A redação do artigo 15 expõe as atuais terras já demarcadas a processos de revisão, ao determinar que são nulas todas as demarcações que não atendam aos preceitos previstos no PL 490, no artigo 4º, especificamente. Essa proposição possibilitará que posamos ter revisões de terras que haviam sido ocupadas irreguladamente por fazendeiros, a exemplo da TI Raposa Serra do Sol. No campo das gestão territorial a proposição legislativa prever no parágrafo 4º, do artigo 16 que a União poderá tomar as terras indígenas demarcadas e destiná-las para outros fins, caso haja alterações dos traços culturais dos indígenas. O que significa isso?
Como apresentei no início da coluna a proposição também busca regular o uso e a gestão da terra indígena, ampliando os ataques, agora não contra a luta pela posse da terra, mais aos territórios já demarcados. O artigo 20 exclui do conceito de usufruto exclusivo da terra, estabelecido pelo artigo 231 da CF, os seguintes pontos: I - o aproveitamento de recursos hídricos e potenciais energéticos, que dependerá sempre autorização do Congresso Nacional; II - a pesquisa e lavra das riquezas minerais, que dependerão de autorização do Congresso Nacional, assegurando-lhes a participação nos resultados da lavra, na forma da lei; III - a garimpagem nem a faiscação, devendo se for o caso, ser obtida a permissão da lavra garimpeira; IV - as áreas cuja ocupação atenda a relevante interesse público da União.

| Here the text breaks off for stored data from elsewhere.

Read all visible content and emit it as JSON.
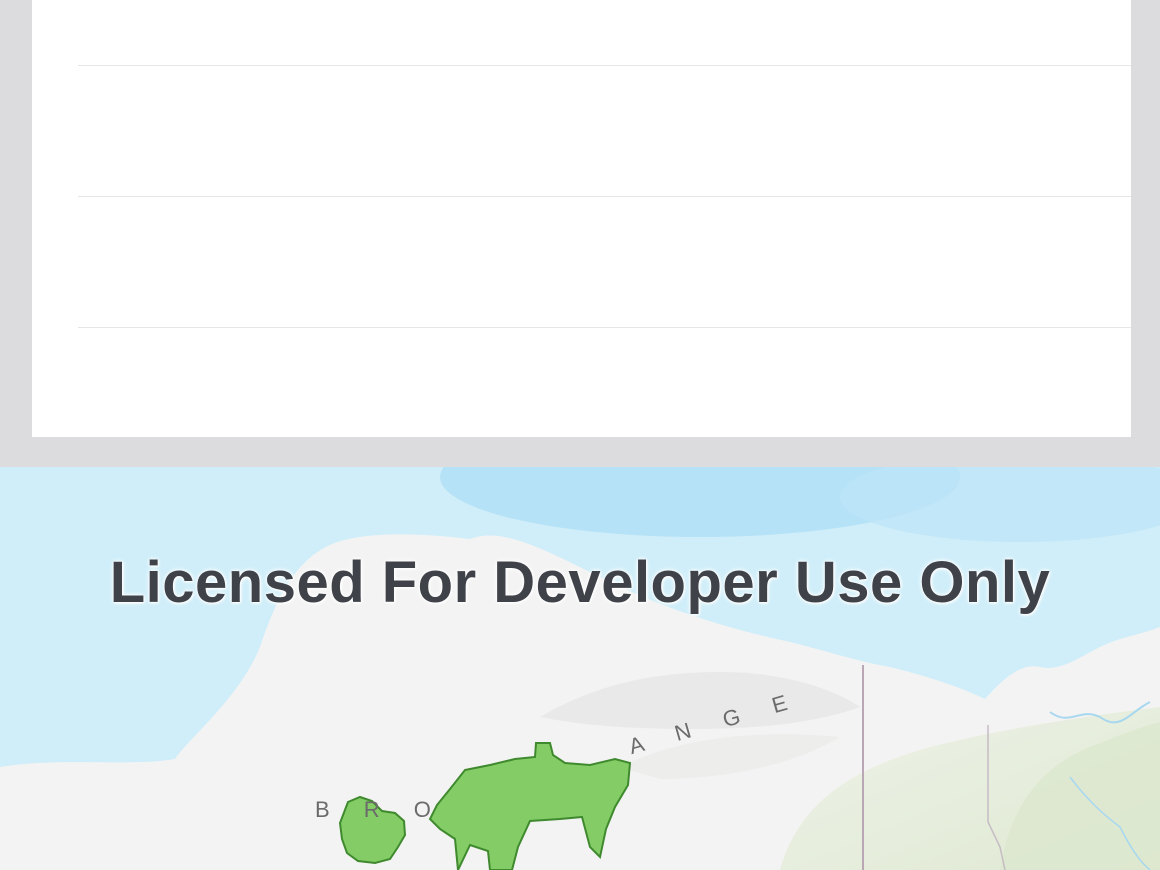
{
  "list": {
    "rows": [
      {
        "label": ""
      },
      {
        "label": ""
      },
      {
        "label": ""
      },
      {
        "label": ""
      }
    ]
  },
  "map": {
    "watermark": "Licensed For Developer Use Only",
    "labels": {
      "range_left": "B R O",
      "range_right": "A N G E"
    },
    "colors": {
      "ocean": "#cfeef9",
      "deep_ocean": "#a9dcf4",
      "land": "#f4f3f3",
      "vegetation": "#e4ecd9",
      "feature_fill": "#84cc66",
      "feature_stroke": "#3f8a2e",
      "border_line": "#b9a7b5"
    }
  }
}
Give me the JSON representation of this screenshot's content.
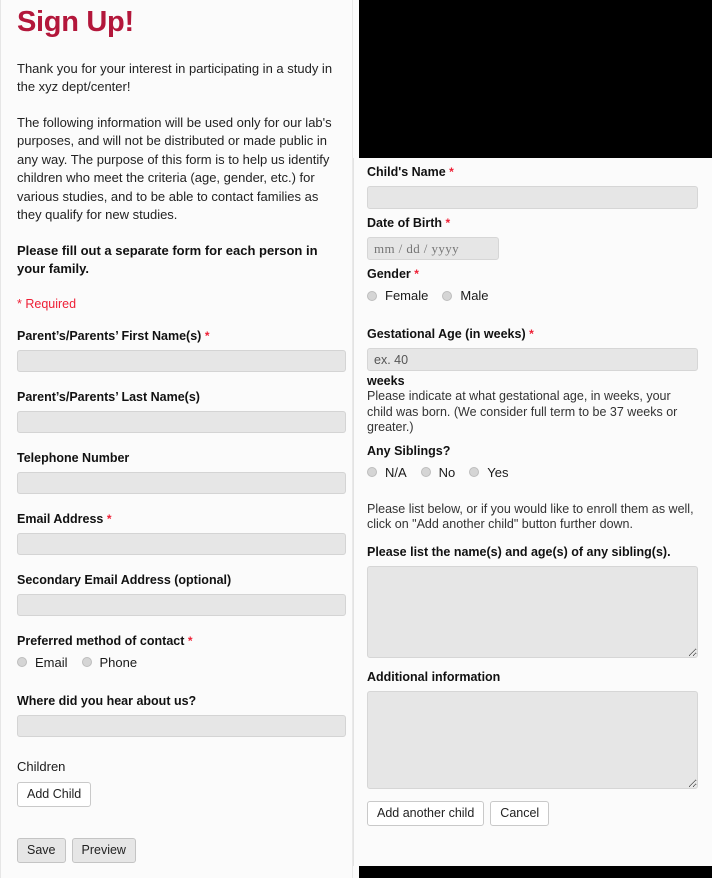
{
  "left": {
    "title": "Sign Up!",
    "intro_1": "Thank you for your interest in participating in a study in the xyz dept/center!",
    "intro_2": "The following information will be used only for our lab's purposes, and will not be distributed or made public in any way. The purpose of this form is to help us identify children who meet the criteria (age, gender, etc.) for various studies, and to be able to contact families as they qualify for new studies.",
    "bold_note": "Please fill out a separate form for each person in your family.",
    "required_note": "* Required",
    "fields": {
      "first_names_label": "Parent’s/Parents’ First Name(s)",
      "first_names_value": "",
      "last_names_label": "Parent’s/Parents’ Last Name(s)",
      "last_names_value": "",
      "telephone_label": "Telephone Number",
      "telephone_value": "",
      "email_label": "Email Address",
      "email_value": "",
      "secondary_email_label": "Secondary Email Address (optional)",
      "secondary_email_value": "",
      "contact_method_label": "Preferred method of contact",
      "contact_options": [
        "Email",
        "Phone"
      ],
      "hear_about_label": "Where did you hear about us?",
      "hear_about_value": "",
      "children_label": "Children",
      "add_child_button": "Add Child",
      "save_button": "Save",
      "preview_button": "Preview"
    },
    "required_marker": "*"
  },
  "right": {
    "fields": {
      "child_name_label": "Child's Name",
      "child_name_value": "",
      "dob_label": "Date of Birth",
      "dob_placeholder": "mm / dd / yyyy",
      "dob_value": "",
      "gender_label": "Gender",
      "gender_options": [
        "Female",
        "Male"
      ],
      "gestational_age_label": "Gestational Age (in weeks)",
      "gestational_age_placeholder": "ex. 40",
      "gestational_age_value": "",
      "gestational_unit": "weeks",
      "gestational_helper": "Please indicate at what gestational age, in weeks, your child was born. (We consider full term to be 37 weeks or greater.)",
      "siblings_label": "Any Siblings?",
      "siblings_options": [
        "N/A",
        "No",
        "Yes"
      ],
      "siblings_note": "Please list below, or if you would like to enroll them as well, click on \"Add another child\" button further down.",
      "siblings_list_label": "Please list the name(s) and age(s) of any sibling(s).",
      "siblings_list_value": "",
      "additional_info_label": "Additional information",
      "additional_info_value": "",
      "add_another_child_button": "Add another child",
      "cancel_button": "Cancel"
    },
    "required_marker": "*"
  },
  "colors": {
    "title": "#b3173b",
    "required": "#ee1f35",
    "input_bg": "#e6e6e6",
    "panel_bg": "#fbfbfb"
  }
}
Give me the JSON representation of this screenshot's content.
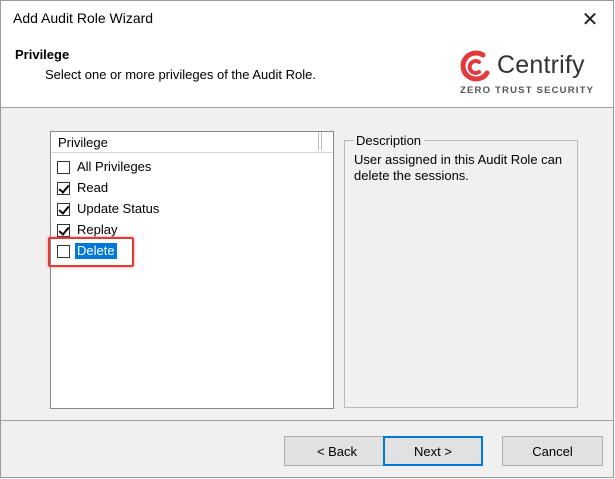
{
  "window": {
    "title": "Add Audit Role Wizard",
    "close_glyph": "✕"
  },
  "header": {
    "title": "Privilege",
    "subtitle": "Select one or more privileges of the Audit Role.",
    "logo": {
      "word": "Centrify",
      "tagline": "ZERO TRUST SECURITY",
      "mark_color": "#e0393e"
    }
  },
  "privileges": {
    "column_header": "Privilege",
    "items": [
      {
        "label": "All Privileges",
        "checked": false,
        "selected": false
      },
      {
        "label": "Read",
        "checked": true,
        "selected": false
      },
      {
        "label": "Update Status",
        "checked": true,
        "selected": false
      },
      {
        "label": "Replay",
        "checked": true,
        "selected": false
      },
      {
        "label": "Delete",
        "checked": false,
        "selected": true
      }
    ]
  },
  "description": {
    "legend": "Description",
    "text": "User assigned in this Audit Role can delete the sessions."
  },
  "buttons": {
    "back": "< Back",
    "next": "Next >",
    "cancel": "Cancel"
  },
  "colors": {
    "selection": "#0078d7",
    "annotation_highlight": "#e53935"
  }
}
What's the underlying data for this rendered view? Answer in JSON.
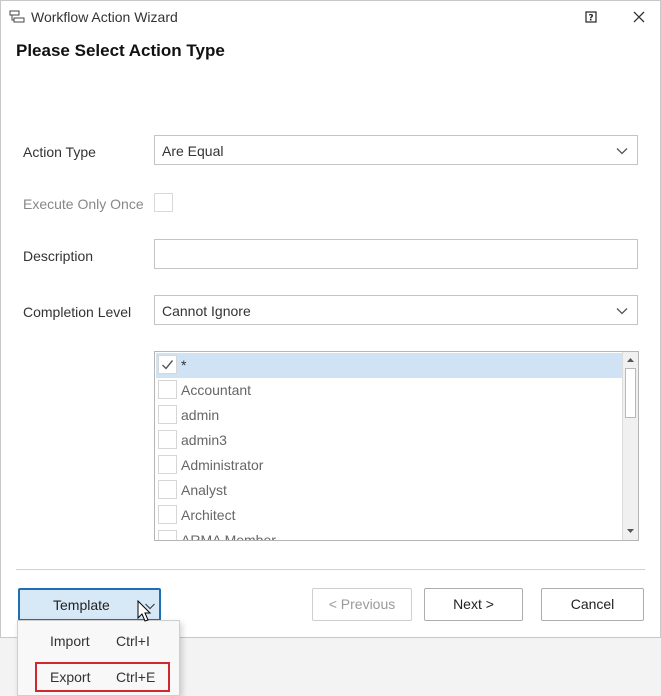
{
  "window": {
    "title": "Workflow Action Wizard",
    "heading": "Please Select Action Type"
  },
  "form": {
    "action_type_label": "Action Type",
    "action_type_value": "Are Equal",
    "execute_once_label": "Execute Only Once",
    "description_label": "Description",
    "description_value": "",
    "completion_level_label": "Completion Level",
    "completion_level_value": "Cannot Ignore"
  },
  "roles": {
    "items": [
      {
        "label": "*",
        "checked": true
      },
      {
        "label": "Accountant",
        "checked": false
      },
      {
        "label": "admin",
        "checked": false
      },
      {
        "label": "admin3",
        "checked": false
      },
      {
        "label": "Administrator",
        "checked": false
      },
      {
        "label": "Analyst",
        "checked": false
      },
      {
        "label": "Architect",
        "checked": false
      },
      {
        "label": "ARMA Member",
        "checked": false
      }
    ]
  },
  "footer": {
    "template_label": "Template",
    "previous_label": "< Previous",
    "next_label": "Next >",
    "cancel_label": "Cancel"
  },
  "template_menu": {
    "items": [
      {
        "label": "Import",
        "shortcut": "Ctrl+I"
      },
      {
        "label": "Export",
        "shortcut": "Ctrl+E"
      }
    ]
  },
  "colors": {
    "selected_row": "#cfe3f5",
    "template_accent": "#1f6fb2",
    "highlight_box": "#d0282e"
  }
}
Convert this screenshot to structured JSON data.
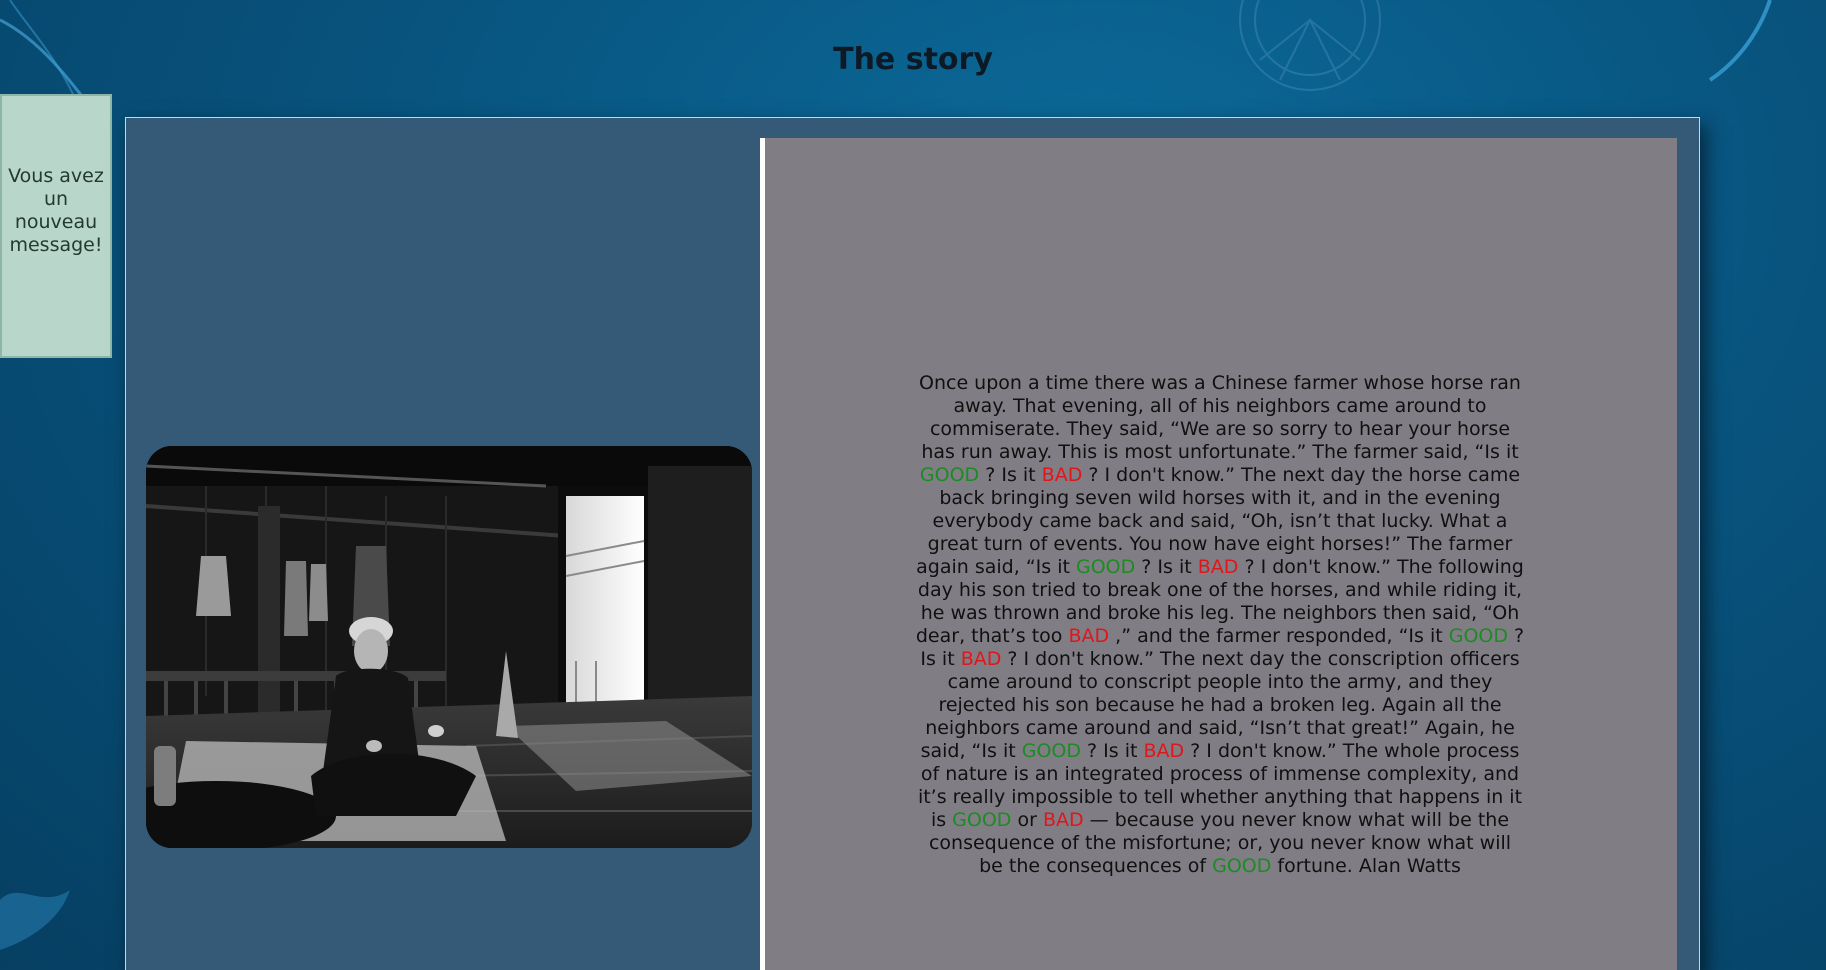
{
  "page": {
    "title": "The story"
  },
  "notification": {
    "text": "Vous avez un nouveau message!"
  },
  "photo": {
    "alt": "Black and white photo of an old man sitting cross-legged on the floor of a wooden house"
  },
  "story": {
    "segments": [
      {
        "type": "text",
        "text": "Once upon a time there was a Chinese farmer whose horse ran away. That evening, all of his neighbors came around to commiserate. They said, “We are so sorry to hear your horse has run away. This is most unfortunate.” The farmer said, “Is it "
      },
      {
        "type": "good",
        "text": "GOOD"
      },
      {
        "type": "text",
        "text": " ? Is it "
      },
      {
        "type": "bad",
        "text": "BAD"
      },
      {
        "type": "text",
        "text": " ? I don't know.” The next day the horse came back bringing seven wild horses with it, and in the evening everybody came back and said, “Oh, isn’t that lucky. What a great turn of events. You now have eight horses!” The farmer again said, “Is it "
      },
      {
        "type": "good",
        "text": "GOOD"
      },
      {
        "type": "text",
        "text": " ? Is it "
      },
      {
        "type": "bad",
        "text": "BAD"
      },
      {
        "type": "text",
        "text": " ? I don't know.” The following day his son tried to break one of the horses, and while riding it, he was thrown and broke his leg. The neighbors then said, “Oh dear, that’s too "
      },
      {
        "type": "bad",
        "text": "BAD"
      },
      {
        "type": "text",
        "text": " ,” and the farmer responded, “Is it "
      },
      {
        "type": "good",
        "text": "GOOD"
      },
      {
        "type": "text",
        "text": " ? Is it "
      },
      {
        "type": "bad",
        "text": "BAD"
      },
      {
        "type": "text",
        "text": " ? I don't know.” The next day the conscription officers came around to conscript people into the army, and they rejected his son because he had a broken leg. Again all the neighbors came around and said, “Isn’t that great!” Again, he said, “Is it "
      },
      {
        "type": "good",
        "text": "GOOD"
      },
      {
        "type": "text",
        "text": " ? Is it "
      },
      {
        "type": "bad",
        "text": "BAD"
      },
      {
        "type": "text",
        "text": " ? I don't know.” The whole process of nature is an integrated process of immense complexity, and it’s really impossible to tell whether anything that happens in it is "
      },
      {
        "type": "good",
        "text": "GOOD"
      },
      {
        "type": "text",
        "text": " or "
      },
      {
        "type": "bad",
        "text": "BAD"
      },
      {
        "type": "text",
        "text": " — because you never know what will be the consequence of the misfortune; or, you never know what will be the consequences of "
      },
      {
        "type": "good",
        "text": "GOOD"
      },
      {
        "type": "text",
        "text": " fortune. Alan Watts"
      }
    ]
  },
  "colors": {
    "good": "#1d8b24",
    "bad": "#e0161b",
    "background": "#08547f",
    "panel": "#355a78",
    "story_box": "#807e84",
    "notification_bg": "#b9d6cb"
  }
}
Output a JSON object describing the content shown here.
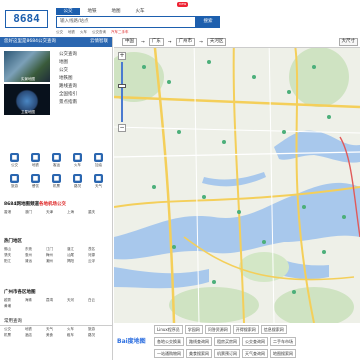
{
  "header": {
    "logo": "8684",
    "tabs": [
      "公交",
      "地铁",
      "地图",
      "火车"
    ],
    "new_badge": "new",
    "search_placeholder": "输入线路/站点",
    "search_button": "搜索",
    "hints": [
      "公交",
      "地铁",
      "火车",
      "公交查询"
    ],
    "hint_red": "汽车二手车"
  },
  "left": {
    "head": "您好这里是8684公交查询",
    "head_right": "云情智联",
    "thumb1_caption": "实景地图",
    "thumb2_caption": "卫星地图",
    "nav": [
      "公交查询",
      "地图",
      "公交",
      "地铁图",
      "路线查询",
      "全国指引",
      "景点指南"
    ],
    "icons": [
      {
        "label": "公交",
        "glyph": "■"
      },
      {
        "label": "地铁",
        "glyph": "■"
      },
      {
        "label": "客运",
        "glyph": "■"
      },
      {
        "label": "火车",
        "glyph": "■"
      },
      {
        "label": "加油",
        "glyph": "■"
      },
      {
        "label": "旅游",
        "glyph": "■"
      },
      {
        "label": "餐饮",
        "glyph": "■"
      },
      {
        "label": "机票",
        "glyph": "■"
      },
      {
        "label": "路况",
        "glyph": "■"
      },
      {
        "label": "天气",
        "glyph": "■"
      }
    ],
    "section1": {
      "title": "8684网地图频道",
      "title_red": "各地机场公交",
      "items": [
        "香港",
        "澳门",
        "天津",
        "上海",
        "重庆"
      ]
    },
    "section2": {
      "title": "热门地区",
      "items": [
        "佛山",
        "东莞",
        "江门",
        "湛江",
        "茂名",
        "肇庆",
        "惠州",
        "梅州",
        "汕尾",
        "河源",
        "阳江",
        "清远",
        "潮州",
        "揭阳",
        "云浮"
      ]
    },
    "section3": {
      "title": "广州市各区地图",
      "items": [
        "越秀",
        "海珠",
        "荔湾",
        "天河",
        "白云",
        "黄埔"
      ]
    },
    "footer": {
      "title": "常用查询",
      "items": [
        "公交",
        "地铁",
        "天气",
        "火车",
        "旅游",
        "机票",
        "酒店",
        "美食",
        "租车",
        "路况"
      ]
    }
  },
  "map": {
    "bar": [
      "中国",
      "→",
      "广东",
      "→",
      "广州市",
      "→",
      "天河区"
    ],
    "right_button": "大尺寸",
    "zoom_in": "+",
    "zoom_out": "−"
  },
  "bottom": {
    "baidu": "Bai度地图",
    "row1": [
      "Linux程序员",
      "学园网",
      "问答资源网",
      "开得搜索网",
      "信息搜索网"
    ],
    "row2": [
      "各地公交换乘",
      "路线查询网",
      "租房买房网",
      "公交查询网",
      "二手车市场"
    ],
    "row3": [
      "一站通购物网",
      "美食搜索网",
      "机票预订网",
      "天气查询网",
      "地图搜索网"
    ]
  }
}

Esse artigo estabelece que empresas e pessoas possam utilizar as terras demarcadas, além do exclusivo usufruto indígena apontado na constituição, sem que se estabeleça o efetivo processo de consulta, previsto na CF e na convenção OIT 169. Na prática a proposta regulamenta o garimpo e a mineração em terra indígena, bem como qualquer interesse da União. Atingindo claramente as premissas de etnodesenvolvimento defendido pelas comunidades indígenas, bem como as premissas da proteção ambiental.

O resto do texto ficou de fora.